Z kolei Dominika Bychawska-Siniarska za dobre rozwiązanie nie uważa sześciomiesięcznego terminu rozpoznania wniosku o oddalenie powództwa jako oczywiście bezzasadnego.
– To zbyt długo. W tym czasie osoba będąca celem SLAPP-u zostanie narażona na stres i będzie musiała ponosić koszty ochrony prawnej – argumentuje.
Dodaje, że projektodawca pominął odnoszące się do dyrektywy rekomendacje Rady Europy.
– A szkoda, bo obejmowały m.in. instrukcję dla sędziego, ułatwiającą identyfikację SLAPP-u. Taka lista z warunkami, których spełnienie kwalifikuje pozew jako SLAPP, bardzo by sędziom pomogła – mówi.

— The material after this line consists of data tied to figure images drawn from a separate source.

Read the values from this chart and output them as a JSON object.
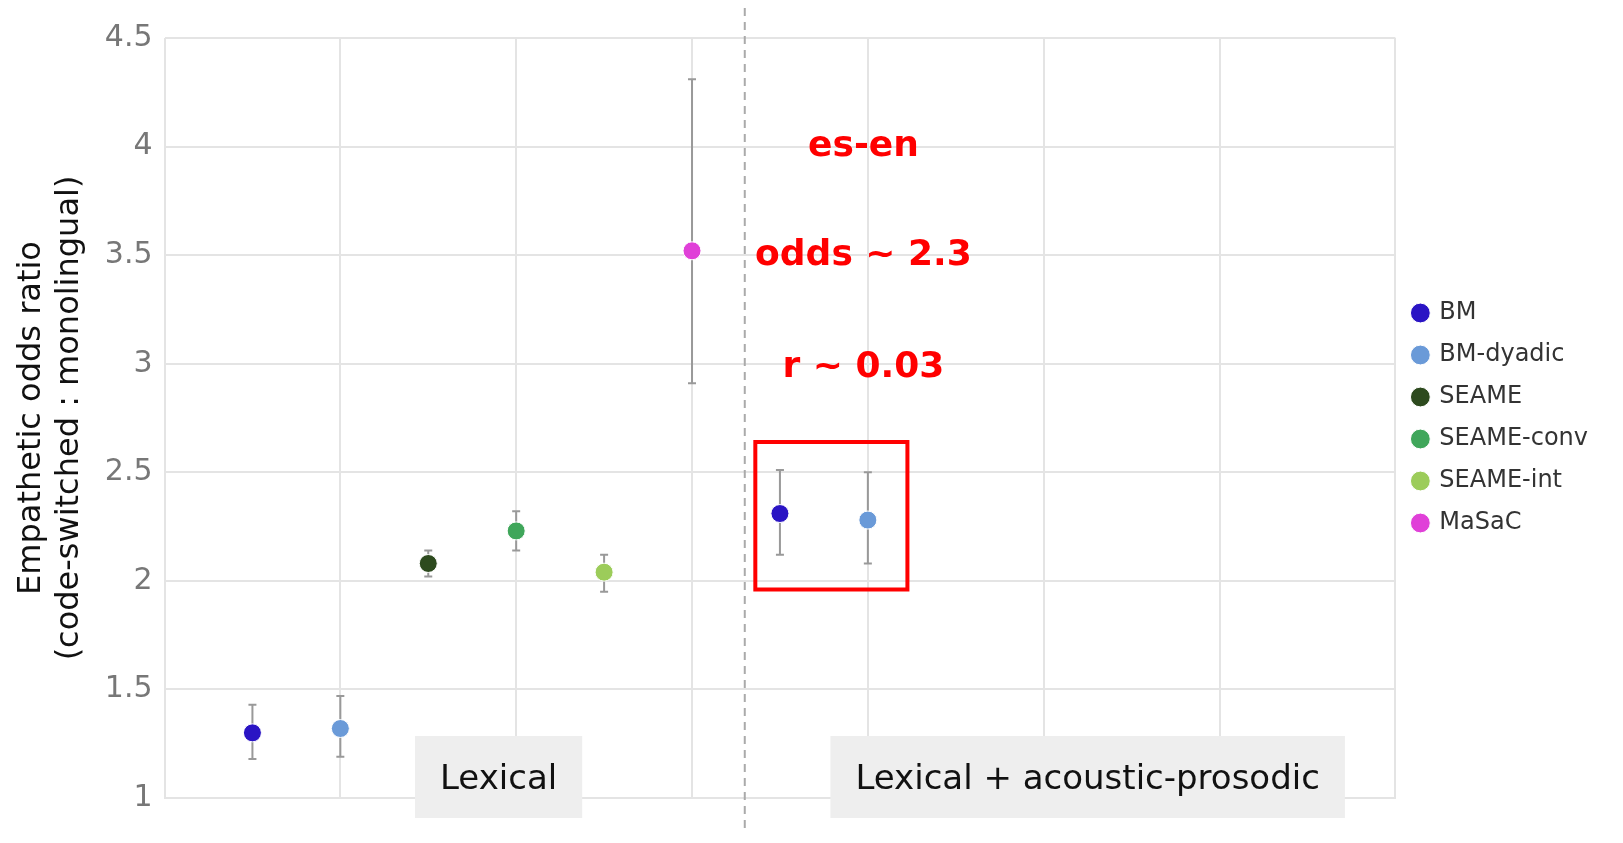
{
  "chart_data": {
    "type": "scatter",
    "ylabel": "Empathetic odds ratio\n(code-switched : monolingual)",
    "categories": [
      null,
      null,
      null,
      null,
      null,
      null,
      null,
      null,
      null,
      null,
      null,
      null,
      null,
      null,
      null
    ],
    "ylim": [
      1,
      4.5
    ],
    "yticks": [
      1,
      1.5,
      2,
      2.5,
      3,
      3.5,
      4,
      4.5
    ],
    "tick_labels": "y",
    "grid": true,
    "legend": "right",
    "marker": "circle",
    "series": [
      {
        "name": "BM",
        "color": "#2a14c4",
        "values": [
          null,
          1.3,
          null,
          null,
          null,
          null,
          null,
          2.31,
          null,
          null,
          null,
          null,
          null,
          null,
          null
        ],
        "errors": [
          null,
          [
            1.18,
            1.43
          ],
          null,
          null,
          null,
          null,
          null,
          [
            2.12,
            2.51
          ],
          null,
          null,
          null,
          null,
          null,
          null,
          null
        ]
      },
      {
        "name": "BM-dyadic",
        "color": "#6a9ad8",
        "values": [
          null,
          null,
          1.32,
          null,
          null,
          null,
          null,
          null,
          2.28,
          null,
          null,
          null,
          null,
          null,
          null
        ],
        "errors": [
          null,
          null,
          [
            1.19,
            1.47
          ],
          null,
          null,
          null,
          null,
          null,
          [
            2.08,
            2.5
          ],
          null,
          null,
          null,
          null,
          null,
          null
        ]
      },
      {
        "name": "SEAME",
        "color": "#2d4a1e",
        "values": [
          null,
          null,
          null,
          2.08,
          null,
          null,
          null,
          null,
          null,
          null,
          null,
          null,
          null,
          null,
          null
        ],
        "errors": [
          null,
          null,
          null,
          [
            2.02,
            2.14
          ],
          null,
          null,
          null,
          null,
          null,
          null,
          null,
          null,
          null,
          null,
          null
        ]
      },
      {
        "name": "SEAME-conv",
        "color": "#3fa65a",
        "values": [
          null,
          null,
          null,
          null,
          2.23,
          null,
          null,
          null,
          null,
          null,
          null,
          null,
          null,
          null,
          null
        ],
        "errors": [
          null,
          null,
          null,
          null,
          [
            2.14,
            2.32
          ],
          null,
          null,
          null,
          null,
          null,
          null,
          null,
          null,
          null,
          null
        ]
      },
      {
        "name": "SEAME-int",
        "color": "#9ccc5a",
        "values": [
          null,
          null,
          null,
          null,
          null,
          2.04,
          null,
          null,
          null,
          null,
          null,
          null,
          null,
          null,
          null
        ],
        "errors": [
          null,
          null,
          null,
          null,
          null,
          [
            1.95,
            2.12
          ],
          null,
          null,
          null,
          null,
          null,
          null,
          null,
          null,
          null
        ]
      },
      {
        "name": "MaSaC",
        "color": "#e040d8",
        "values": [
          null,
          null,
          null,
          null,
          null,
          null,
          3.52,
          null,
          null,
          null,
          null,
          null,
          null,
          null,
          null
        ],
        "errors": [
          null,
          null,
          null,
          null,
          null,
          null,
          [
            2.91,
            4.31
          ],
          null,
          null,
          null,
          null,
          null,
          null,
          null,
          null
        ]
      }
    ],
    "annotations": [
      "Lexical",
      "Lexical + acoustic-prosodic",
      "es-en",
      "odds ~ 2.3",
      "r ~ 0.03"
    ]
  }
}
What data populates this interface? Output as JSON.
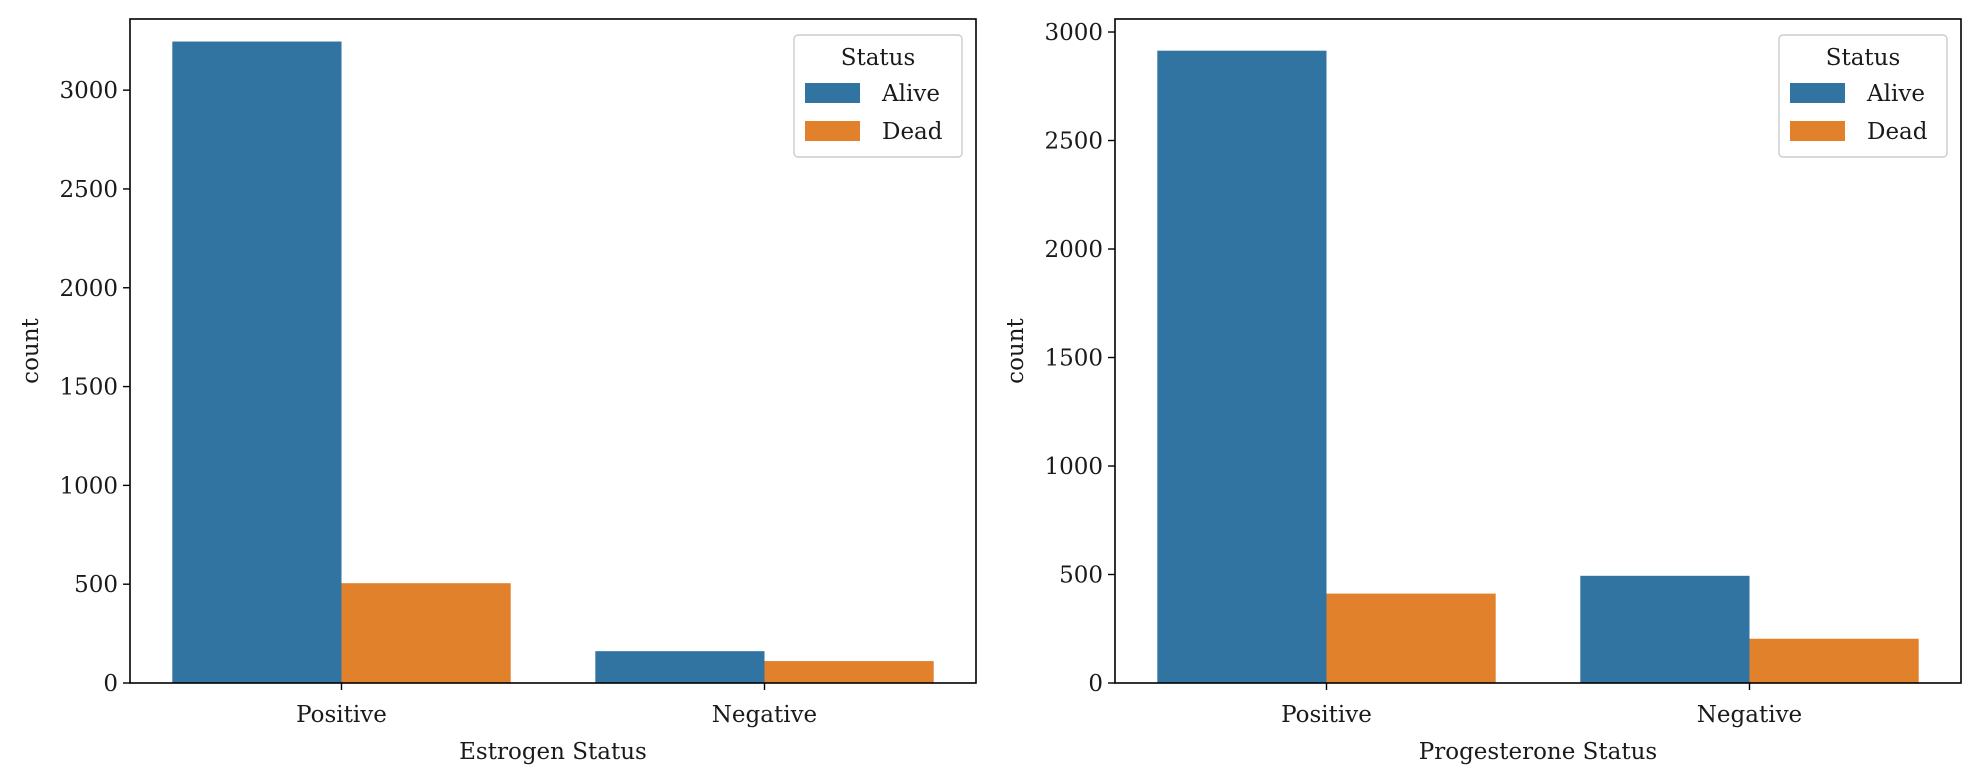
{
  "chart_data": [
    {
      "type": "bar",
      "xlabel": "Estrogen Status",
      "ylabel": "count",
      "categories": [
        "Positive",
        "Negative"
      ],
      "series": [
        {
          "name": "Alive",
          "values": [
            3246,
            161
          ]
        },
        {
          "name": "Dead",
          "values": [
            505,
            111
          ]
        }
      ],
      "ylim": [
        0,
        3360
      ],
      "yticks": [
        0,
        500,
        1000,
        1500,
        2000,
        2500,
        3000
      ],
      "legend": {
        "title": "Status",
        "placement": "top-right"
      },
      "grid": false
    },
    {
      "type": "bar",
      "xlabel": "Progesterone Status",
      "ylabel": "count",
      "categories": [
        "Positive",
        "Negative"
      ],
      "series": [
        {
          "name": "Alive",
          "values": [
            2914,
            494
          ]
        },
        {
          "name": "Dead",
          "values": [
            412,
            204
          ]
        }
      ],
      "ylim": [
        0,
        3060
      ],
      "yticks": [
        0,
        500,
        1000,
        1500,
        2000,
        2500,
        3000
      ],
      "legend": {
        "title": "Status",
        "placement": "top-right"
      },
      "grid": false
    }
  ],
  "colors": {
    "Alive": "#3274a1",
    "Dead": "#e1812c"
  }
}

Postępowanie karne jako SLAPP
Dominika Bychawska-Siniarska podkreśla, że ochrona przed SLAPP-ami w sprawach cywilnych nie wystarczy.
– Powinny za tym iść zmiany w procedurze karnej oraz likwidacja art. 212 i 216 kodeksu karnego (zniesławienie i zniewaga) i innych przepisów używanych do tłumienia debaty publicznej. W przeciwnym razie kiedy ścieżkę cywilną utrudni projektowana ustawa, to ścieżka karna stanie się przez SLAPP-erów jeszcze częściej używana – stwierdza.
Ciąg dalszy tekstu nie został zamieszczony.